7. You have faith in your driving instructor. She is aces.

8. You stop driving lessons because you move to another country.

Driving school in Qatar:

1. You go to a driving school. They ask you to pay a fee, then tell you that you can start after two months. They scoff at your look of disbelief. When you ask them if they will call you, they shrug indifferently and finally say “Okay.”

2. After two months, no one has called you. You go to the driving school. They rifle through a wad of papers and find one with your picture attached to it. They ask you why you did not come sooner. You bite your tongue and swallow back a snappy retort.

3. You brace yourself for a few sessions of Road Theory. Turns out, Road Theory classes do not exist. They give you an A4-sized paper with road signals on it and tell you to “read it because this is helpful.”

4. They stick you in a car. Your instructor spends 3 minutes showing you the gears. He then tells you to start the car and you to start driving, without you having any idea of what you’re supposed to be doing.

5. You ask your instructor, “I have a question… if I just want to slow the car down when approaching a curb, for example, should I push the clutch and the brakes or just the brakes? And if I’m on the 4th gear and want to slow down, should I go to the 3rd gear first, then the 2nd, or can I just go from the 4th to the 2nd?” to which he replies, “Listen. What I need is for you to be strong. You will learn how to drive. You are a strong woman, yes? You must be strong… for you and for me.” He then fiddles with the dial of the radio until he finds a station that pleases him.

6. You follow his directions until you get to a busy roundabout. You start to panic at the whizzing Land Cruisers, whose drivers think it hilarious to honk their horns at you when they see your driving school car. You gingerly try to enter the roundabout. Your feet suddenly want to dance the tango, and to your dismay they do, and the car stalls. In the middle of the fucking roundabout. Cars behind you swerve and start honking. You curse and are ready to cry, and your instructor restarts the car and tells you to continue driving. You are so tense that you drive the car onto the pavement. He steers you to safety. You are shaking in fear, waiting for the sermon, and all your instructor says is, “You have to be strong. For you and for me.”

7. Your instructor comes up with an idea to make you relax. He decides to talk to you. All the fucking time. Where are you from? What do you do? The conversation then switches to his family, his family’s medical history, his pets, his childhood dreams, his dreams for the future, the dreams of his childhood pets.

8. You have mastered the art of droning out unwanted conversation while driving.

9. You stealthily try to insert your questions about brakes and clutches in mid-conversation. You get satisfactory answers that make life easier.

10. A truck comes straight towards you even if you have the priority. Your instructor leans over and honks the horn several times, then shouts “Imbecile!” to the truck driver, who shouts something back (Probably, “To hell with you and your stupid driving student!” You wait for a couple of seconds while the truck driver and your instructor glare at each other. You wonder how your French driving instructor would have reacted…

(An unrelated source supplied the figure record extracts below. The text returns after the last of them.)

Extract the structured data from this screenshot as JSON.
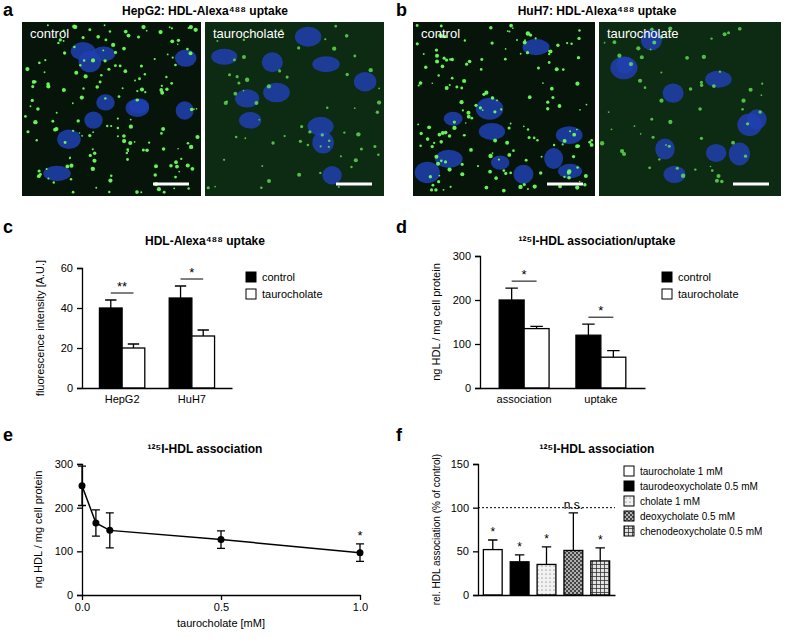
{
  "images": [
    {
      "panel": "a",
      "title": "HepG2: HDL-Alexa⁴⁸⁸ uptake",
      "labels": [
        "control",
        "taurocholate"
      ]
    },
    {
      "panel": "b",
      "title": "HuH7: HDL-Alexa⁴⁸⁸ uptake",
      "labels": [
        "control",
        "taurocholate"
      ]
    }
  ],
  "chart_data": [
    {
      "panel": "c",
      "type": "bar",
      "title": "HDL-Alexa⁴⁸⁸ uptake",
      "y_label": "fluorescence intensity [A.U.]",
      "categories": [
        "HepG2",
        "HuH7"
      ],
      "series": [
        {
          "name": "control",
          "color": "#000000",
          "values": [
            40,
            45
          ],
          "errors": [
            4,
            6
          ]
        },
        {
          "name": "taurocholate",
          "color": "#ffffff",
          "values": [
            20,
            26
          ],
          "errors": [
            2,
            3
          ]
        }
      ],
      "ylim": [
        0,
        60
      ],
      "yticks": [
        0,
        20,
        40,
        60
      ],
      "legend": "right",
      "annotations": [
        {
          "text": "**",
          "category": 0
        },
        {
          "text": "*",
          "category": 1
        }
      ]
    },
    {
      "panel": "d",
      "type": "bar",
      "title": "¹²⁵I-HDL association/uptake",
      "y_label": "ng HDL / mg cell protein",
      "categories": [
        "association",
        "uptake"
      ],
      "series": [
        {
          "name": "control",
          "color": "#000000",
          "values": [
            200,
            120
          ],
          "errors": [
            27,
            25
          ]
        },
        {
          "name": "taurocholate",
          "color": "#ffffff",
          "values": [
            135,
            70
          ],
          "errors": [
            5,
            15
          ]
        }
      ],
      "ylim": [
        0,
        300
      ],
      "yticks": [
        0,
        100,
        200,
        300
      ],
      "legend": "right",
      "annotations": [
        {
          "text": "*",
          "category": 0
        },
        {
          "text": "*",
          "category": 1
        }
      ]
    },
    {
      "panel": "e",
      "type": "line",
      "title": "¹²⁵I-HDL association",
      "y_label": "ng HDL / mg cell protein",
      "x_label": "taurocholate [mM]",
      "x": [
        0,
        0.05,
        0.1,
        0.5,
        1
      ],
      "values": [
        250,
        165,
        148,
        127,
        97
      ],
      "errors": [
        45,
        30,
        40,
        20,
        20
      ],
      "color": "#000000",
      "marker": "circle",
      "line_style": "solid",
      "xlim": [
        0,
        1
      ],
      "xticks": [
        {
          "value": 0,
          "label": "0.0"
        },
        {
          "value": 0.5,
          "label": "0.5"
        },
        {
          "value": 1,
          "label": "1.0"
        }
      ],
      "ylim": [
        0,
        300
      ],
      "yticks": [
        0,
        100,
        200,
        300
      ],
      "annotations": [
        {
          "text": "*",
          "x": 1
        }
      ]
    },
    {
      "panel": "f",
      "type": "bar",
      "title": "¹²⁵I-HDL association",
      "y_label": "rel. HDL association (% of control)",
      "categories": [
        "taurocholate 1 mM",
        "taurodeoxycholate 0.5 mM",
        "cholate 1 mM",
        "deoxycholate 0.5 mM",
        "chenodeoxycholate 0.5 mM"
      ],
      "values": [
        52,
        38,
        35,
        51,
        39
      ],
      "errors": [
        11,
        8,
        20,
        43,
        15
      ],
      "colors": [
        "#ffffff",
        "#000000",
        "#f2f2f2",
        "#b0b0b0",
        "#e2e2e2"
      ],
      "significance": [
        "*",
        "*",
        "*",
        "n.s.",
        "*"
      ],
      "reference_line": 100,
      "ylim": [
        0,
        150
      ],
      "yticks": [
        0,
        50,
        100,
        150
      ],
      "tick_labels": "y",
      "legend": "right"
    }
  ]
}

11. After several sessions, things are better. You have stalled only once ever since, and not in a major roundabout. You continue cheery conversations with your driving instructor and occasionally miss exits. You are calmer now, thanks to your ever-calm instructor’s passionate quest to build up your confidence. You still panic, though. But this is ok, and, according to him, perfectly normal. You are a strong woman. For yourself and for him.